2006 Hyundai Tucson Reviews
With the Santa Fe already in its lineup, Hyundai introduced a second, smaller sport utility vehicle for the 2005 model year. Hyundai developed the Tucson to compete against the Ford Escape, Honda CR-V and Toyota RAV4.
Either a four-cylinder or V-6 engine can be installed, and a manual transmission is available for four-cylinder models. Both versions can be equipped with front-wheel drive or optional four-wheel drive. Side-impact and side curtain-type airbags are standard, giving the Tucson a total of six airbags.
Tucsons come in three trim levels: GL, GLS and a new Limited trim level, which replaces the LX for 2006.
The South Korean automaker says the Tucson has a masculine, athletic appearance. GLS and Limited models feature bodyside cladding. Wraparound headlights and an LED-type center brake light are installed. A single-bar grille contains the Hyundai logo.
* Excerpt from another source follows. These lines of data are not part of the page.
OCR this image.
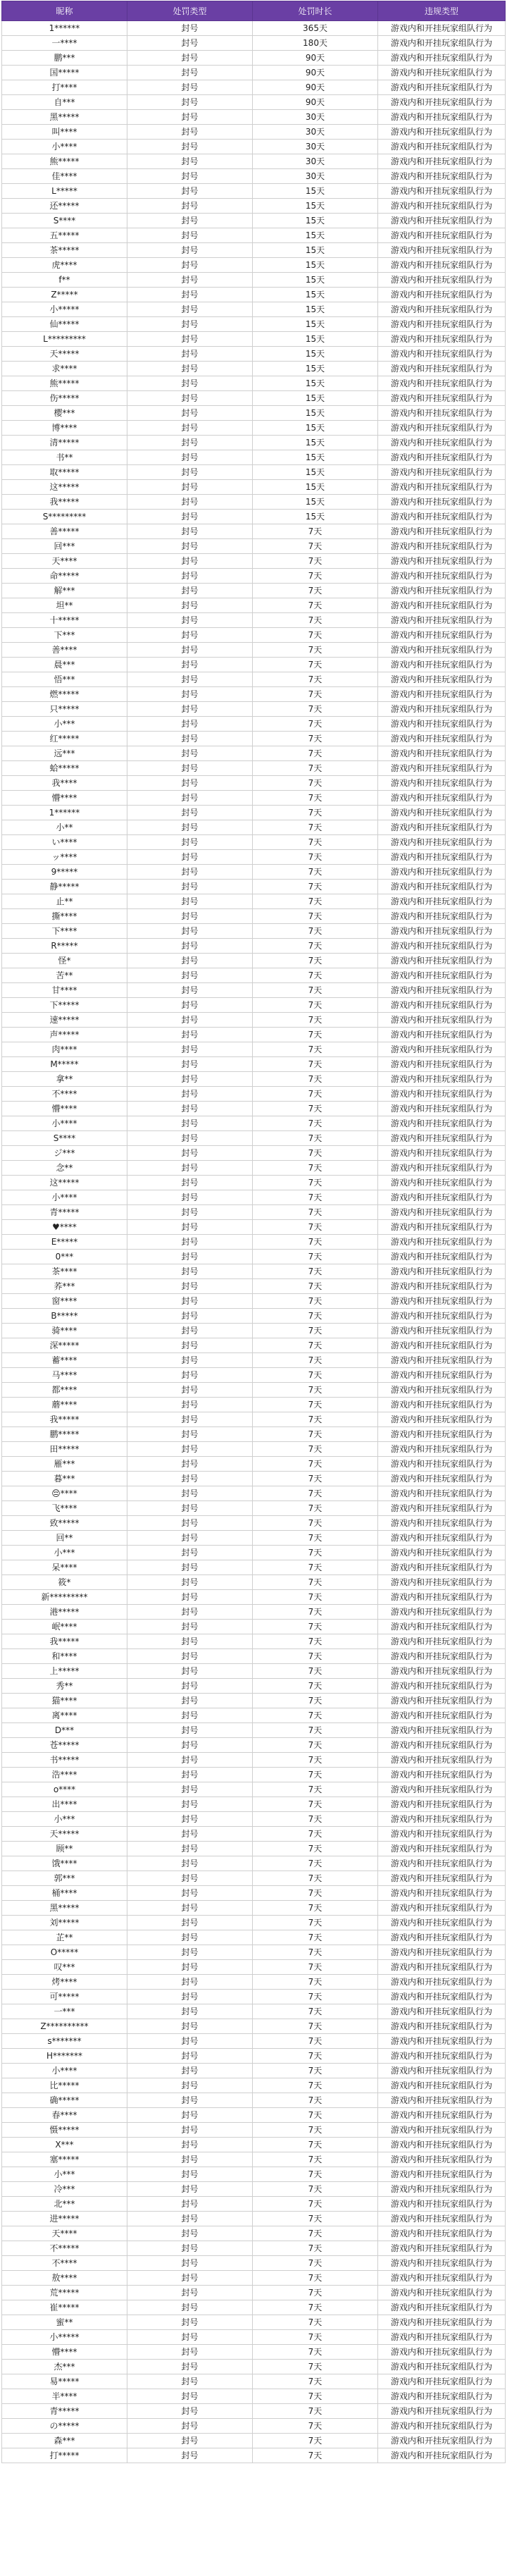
昵称	处罚类型	处罚时长	违规类型
1******	封号	365天	游戏内和开挂玩家组队行为
一****	封号	180天	游戏内和开挂玩家组队行为
鹏***	封号	90天	游戏内和开挂玩家组队行为
国*****	封号	90天	游戏内和开挂玩家组队行为
打****	封号	90天	游戏内和开挂玩家组队行为
自***	封号	90天	游戏内和开挂玩家组队行为
黑*****	封号	30天	游戏内和开挂玩家组队行为
叫****	封号	30天	游戏内和开挂玩家组队行为
小****	封号	30天	游戏内和开挂玩家组队行为
熊*****	封号	30天	游戏内和开挂玩家组队行为
佳****	封号	30天	游戏内和开挂玩家组队行为
L*****	封号	15天	游戏内和开挂玩家组队行为
还*****	封号	15天	游戏内和开挂玩家组队行为
S****	封号	15天	游戏内和开挂玩家组队行为
五*****	封号	15天	游戏内和开挂玩家组队行为
茶*****	封号	15天	游戏内和开挂玩家组队行为
虎****	封号	15天	游戏内和开挂玩家组队行为
f**	封号	15天	游戏内和开挂玩家组队行为
Z*****	封号	15天	游戏内和开挂玩家组队行为
小*****	封号	15天	游戏内和开挂玩家组队行为
仙*****	封号	15天	游戏内和开挂玩家组队行为
L*********	封号	15天	游戏内和开挂玩家组队行为
天*****	封号	15天	游戏内和开挂玩家组队行为
求****	封号	15天	游戏内和开挂玩家组队行为
熊*****	封号	15天	游戏内和开挂玩家组队行为
伤*****	封号	15天	游戏内和开挂玩家组队行为
樱***	封号	15天	游戏内和开挂玩家组队行为
博****	封号	15天	游戏内和开挂玩家组队行为
清*****	封号	15天	游戏内和开挂玩家组队行为
书**	封号	15天	游戏内和开挂玩家组队行为
取*****	封号	15天	游戏内和开挂玩家组队行为
这*****	封号	15天	游戏内和开挂玩家组队行为
我*****	封号	15天	游戏内和开挂玩家组队行为
S*********	封号	15天	游戏内和开挂玩家组队行为
善*****	封号	7天	游戏内和开挂玩家组队行为
回***	封号	7天	游戏内和开挂玩家组队行为
天****	封号	7天	游戏内和开挂玩家组队行为
命*****	封号	7天	游戏内和开挂玩家组队行为
解***	封号	7天	游戏内和开挂玩家组队行为
坦**	封号	7天	游戏内和开挂玩家组队行为
十*****	封号	7天	游戏内和开挂玩家组队行为
下***	封号	7天	游戏内和开挂玩家组队行为
善****	封号	7天	游戏内和开挂玩家组队行为
晨***	封号	7天	游戏内和开挂玩家组队行为
悟***	封号	7天	游戏内和开挂玩家组队行为
燃*****	封号	7天	游戏内和开挂玩家组队行为
只*****	封号	7天	游戏内和开挂玩家组队行为
小***	封号	7天	游戏内和开挂玩家组队行为
红*****	封号	7天	游戏内和开挂玩家组队行为
远***	封号	7天	游戏内和开挂玩家组队行为
蛤*****	封号	7天	游戏内和开挂玩家组队行为
我****	封号	7天	游戏内和开挂玩家组队行为
懵****	封号	7天	游戏内和开挂玩家组队行为
1******	封号	7天	游戏内和开挂玩家组队行为
小**	封号	7天	游戏内和开挂玩家组队行为
い****	封号	7天	游戏内和开挂玩家组队行为
ッ****	封号	7天	游戏内和开挂玩家组队行为
9*****	封号	7天	游戏内和开挂玩家组队行为
静*****	封号	7天	游戏内和开挂玩家组队行为
止**	封号	7天	游戏内和开挂玩家组队行为
撕****	封号	7天	游戏内和开挂玩家组队行为
下****	封号	7天	游戏内和开挂玩家组队行为
R*****	封号	7天	游戏内和开挂玩家组队行为
怪*	封号	7天	游戏内和开挂玩家组队行为
苦**	封号	7天	游戏内和开挂玩家组队行为
甘****	封号	7天	游戏内和开挂玩家组队行为
下*****	封号	7天	游戏内和开挂玩家组队行为
速*****	封号	7天	游戏内和开挂玩家组队行为
声*****	封号	7天	游戏内和开挂玩家组队行为
肉****	封号	7天	游戏内和开挂玩家组队行为
M*****	封号	7天	游戏内和开挂玩家组队行为
拿**	封号	7天	游戏内和开挂玩家组队行为
不****	封号	7天	游戏内和开挂玩家组队行为
懵****	封号	7天	游戏内和开挂玩家组队行为
小****	封号	7天	游戏内和开挂玩家组队行为
S****	封号	7天	游戏内和开挂玩家组队行为
ジ***	封号	7天	游戏内和开挂玩家组队行为
念**	封号	7天	游戏内和开挂玩家组队行为
这*****	封号	7天	游戏内和开挂玩家组队行为
小****	封号	7天	游戏内和开挂玩家组队行为
青*****	封号	7天	游戏内和开挂玩家组队行为
♥****	封号	7天	游戏内和开挂玩家组队行为
E*****	封号	7天	游戏内和开挂玩家组队行为
0***	封号	7天	游戏内和开挂玩家组队行为
茶****	封号	7天	游戏内和开挂玩家组队行为
荞***	封号	7天	游戏内和开挂玩家组队行为
窗****	封号	7天	游戏内和开挂玩家组队行为
B*****	封号	7天	游戏内和开挂玩家组队行为
骑****	封号	7天	游戏内和开挂玩家组队行为
深*****	封号	7天	游戏内和开挂玩家组队行为
蓄****	封号	7天	游戏内和开挂玩家组队行为
马****	封号	7天	游戏内和开挂玩家组队行为
都****	封号	7天	游戏内和开挂玩家组队行为
蘑****	封号	7天	游戏内和开挂玩家组队行为
我*****	封号	7天	游戏内和开挂玩家组队行为
鹏*****	封号	7天	游戏内和开挂玩家组队行为
田*****	封号	7天	游戏内和开挂玩家组队行为
雁***	封号	7天	游戏内和开挂玩家组队行为
暮***	封号	7天	游戏内和开挂玩家组队行为
😔****	封号	7天	游戏内和开挂玩家组队行为
飞****	封号	7天	游戏内和开挂玩家组队行为
致*****	封号	7天	游戏内和开挂玩家组队行为
回**	封号	7天	游戏内和开挂玩家组队行为
小***	封号	7天	游戏内和开挂玩家组队行为
呆****	封号	7天	游戏内和开挂玩家组队行为
筱*	封号	7天	游戏内和开挂玩家组队行为
新*********	封号	7天	游戏内和开挂玩家组队行为
港*****	封号	7天	游戏内和开挂玩家组队行为
岷****	封号	7天	游戏内和开挂玩家组队行为
我*****	封号	7天	游戏内和开挂玩家组队行为
和****	封号	7天	游戏内和开挂玩家组队行为
上*****	封号	7天	游戏内和开挂玩家组队行为
秀**	封号	7天	游戏内和开挂玩家组队行为
猫****	封号	7天	游戏内和开挂玩家组队行为
离****	封号	7天	游戏内和开挂玩家组队行为
D***	封号	7天	游戏内和开挂玩家组队行为
苍*****	封号	7天	游戏内和开挂玩家组队行为
书*****	封号	7天	游戏内和开挂玩家组队行为
浩****	封号	7天	游戏内和开挂玩家组队行为
o****	封号	7天	游戏内和开挂玩家组队行为
出****	封号	7天	游戏内和开挂玩家组队行为
小***	封号	7天	游戏内和开挂玩家组队行为
天*****	封号	7天	游戏内和开挂玩家组队行为
顾**	封号	7天	游戏内和开挂玩家组队行为
饿****	封号	7天	游戏内和开挂玩家组队行为
郭***	封号	7天	游戏内和开挂玩家组队行为
桶****	封号	7天	游戏内和开挂玩家组队行为
黑*****	封号	7天	游戏内和开挂玩家组队行为
刘*****	封号	7天	游戏内和开挂玩家组队行为
芷**	封号	7天	游戏内和开挂玩家组队行为
O*****	封号	7天	游戏内和开挂玩家组队行为
叹***	封号	7天	游戏内和开挂玩家组队行为
烤****	封号	7天	游戏内和开挂玩家组队行为
可*****	封号	7天	游戏内和开挂玩家组队行为
一***	封号	7天	游戏内和开挂玩家组队行为
Z**********	封号	7天	游戏内和开挂玩家组队行为
s*******	封号	7天	游戏内和开挂玩家组队行为
H*******	封号	7天	游戏内和开挂玩家组队行为
小****	封号	7天	游戏内和开挂玩家组队行为
比*****	封号	7天	游戏内和开挂玩家组队行为
确*****	封号	7天	游戏内和开挂玩家组队行为
春****	封号	7天	游戏内和开挂玩家组队行为
慑*****	封号	7天	游戏内和开挂玩家组队行为
X***	封号	7天	游戏内和开挂玩家组队行为
塞*****	封号	7天	游戏内和开挂玩家组队行为
小***	封号	7天	游戏内和开挂玩家组队行为
冷***	封号	7天	游戏内和开挂玩家组队行为
北***	封号	7天	游戏内和开挂玩家组队行为
进*****	封号	7天	游戏内和开挂玩家组队行为
天****	封号	7天	游戏内和开挂玩家组队行为
不*****	封号	7天	游戏内和开挂玩家组队行为
不****	封号	7天	游戏内和开挂玩家组队行为
敖****	封号	7天	游戏内和开挂玩家组队行为
荒*****	封号	7天	游戏内和开挂玩家组队行为
崔*****	封号	7天	游戏内和开挂玩家组队行为
蜜**	封号	7天	游戏内和开挂玩家组队行为
小*****	封号	7天	游戏内和开挂玩家组队行为
懵****	封号	7天	游戏内和开挂玩家组队行为
杰***	封号	7天	游戏内和开挂玩家组队行为
易*****	封号	7天	游戏内和开挂玩家组队行为
半****	封号	7天	游戏内和开挂玩家组队行为
青*****	封号	7天	游戏内和开挂玩家组队行为
の*****	封号	7天	游戏内和开挂玩家组队行为
森***	封号	7天	游戏内和开挂玩家组队行为
打*****	封号	7天	游戏内和开挂玩家组队行为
Alloy wheels hold 16-inch tires. Fog lamps are installed on the GLS and Limited, and a moonroof is optional. Riding a 103.5-inch wheelbase, the Tucson is 170.3 inches long overall and 66.1 inches tall (not counting the roof rack).
The Tucson's five-passenger interior includes a 60/40-split, flat-folding rear seat. The fully reclining front passenger seat can be folded forward. The plastic cargo floor has multiple tie-down locations. Cargo space is 22.7 cubic feet with the rear seat up and 65.5 cubic feet with the seat down.
Standard equipment includes air conditioning, power windows and locks, heated mirrors, cruise control, keyless entry with an alarm, an intermittent rear wiper and a six-speaker CD stereo. The GLS adds a leather-wrapped steering wheel and a stereo with CD and MP3 capabilities. The Limited model has leather seating surfaces. Tucsons have an easy-to-clean composite cargo floor.
Under the Hood
In the GL, a 2.0-liter four-cylinder engine with continuously variable valve timing delivers an estimated 140 horsepower. Either a Shiftronic four-speed-automatic transmission or a five-speed-manual gearbox can be installed. In GLS and Limited models, a 2.7-liter V-6 engine — offered only with the automatic — generates 173 hp.
The available BorgWarner Electronic InterActive Torque Management four-wheel-drive system can divert up to 50 percent of available power to the rear wheels in response to changing road conditions or torque demand. A button lets the driver lock the driveline into a 50/50 torque split.
Side curtain-type airbags, seat-mounted side-impact airbags, Electronic Stability Control and all-disc antilock brakes with traction control are standard.
Tucsons lean toward the cushiony end of the ride and handling spectrum rather than the sporty side. The ride is pleasantly smooth on most surfaces, but undulating pavement and even moderate bumps can transmit some roughness to occupants. The Tucson is easy to drive and requires little correction on straightaways, but handling is relatively humdrum compared to the Ford Escape.
Tire noise is noticeable on some surfaces, and some engine buzz is apparent in lower gears in models with the manual transmission. Otherwise, the Tucson is impressively quiet.
The seats are quite supportive and reasonably comfortable. Cargo space falls short of the Santa Fe's, but the area is easy to access. Thick D-pillars block over-the-shoulder views a bit, but visibility is otherwise satisfying because of the long glass in the rear doors.